The sound of the kettle turning itself off snapped her out of the spiral of misery she was being dragged into. At least getting dry and warmed again would give her something to do to take her mind off how wretched she was feeling, so she busied herself making a hot drink and then went to find her hairdryer and a warm sweatshirt. She considered for a moment lighting a fire, but it was summer and it seemed a bit wasteful, and besides, she wasn’t entirely sure where all the things she’d need to light a fire were, only that the previous owner had left some for her, and so decided it would wait for another day.

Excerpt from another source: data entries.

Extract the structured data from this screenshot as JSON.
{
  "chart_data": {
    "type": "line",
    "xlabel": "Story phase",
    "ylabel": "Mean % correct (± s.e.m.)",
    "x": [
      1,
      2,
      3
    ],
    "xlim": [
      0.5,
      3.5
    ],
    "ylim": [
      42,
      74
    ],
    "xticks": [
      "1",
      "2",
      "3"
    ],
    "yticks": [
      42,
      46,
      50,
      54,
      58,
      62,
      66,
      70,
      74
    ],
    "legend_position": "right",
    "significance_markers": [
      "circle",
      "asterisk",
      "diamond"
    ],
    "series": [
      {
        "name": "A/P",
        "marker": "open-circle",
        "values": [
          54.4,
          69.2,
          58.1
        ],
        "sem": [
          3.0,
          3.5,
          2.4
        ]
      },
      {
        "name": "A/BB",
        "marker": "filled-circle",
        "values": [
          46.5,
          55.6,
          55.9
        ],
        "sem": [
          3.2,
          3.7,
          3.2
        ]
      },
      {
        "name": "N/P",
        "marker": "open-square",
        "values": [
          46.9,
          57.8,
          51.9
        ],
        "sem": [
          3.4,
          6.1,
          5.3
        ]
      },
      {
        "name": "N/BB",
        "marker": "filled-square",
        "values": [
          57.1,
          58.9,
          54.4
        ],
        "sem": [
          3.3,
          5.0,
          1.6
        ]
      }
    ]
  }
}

It was gone eleven by the time she’d started to feel human again, and thoughts had turned to bed. Despite how it had ended, the day had been a good one. It had been productive and she’d learned a lot about her new home already. Her phone sat on the dressing table next to her as she took off her make-up and moisturised, and she almost jumped out of her chair when it began to ring with an unknown number. For a moment she thought about ignoring it, but the notion of it being someone in need was too much to shrug off. It might well be nothing at all – a scam, a poorly timed sales call from a foreign call centre, a wrong number – but it might also be someone who wanted her help.

‘Hello?’

‘Hi…’ The voice at the other end of the line was brisk. ‘Is that the nurse?’

Ottilie frowned. ‘Who is this? I haven’t actually started…Has something happened to someone?’

‘I’m Heath Reynolds. You’ve been treating my grandmother, Florence. She said I could ring you; she said if I had any questions about her condition, I could speak to you.’

Not only did he sound brisk, he sounded stressed. Still, it was a hell of a time to phone somebody just to ask about his grandmother’s funny turn, and Ottilie quickly decided that it was quite inconsiderate.

‘I wouldn’t go so far as to call it a condition but…’ Ottilie held back a sigh of impatience. ‘What do you need to know?’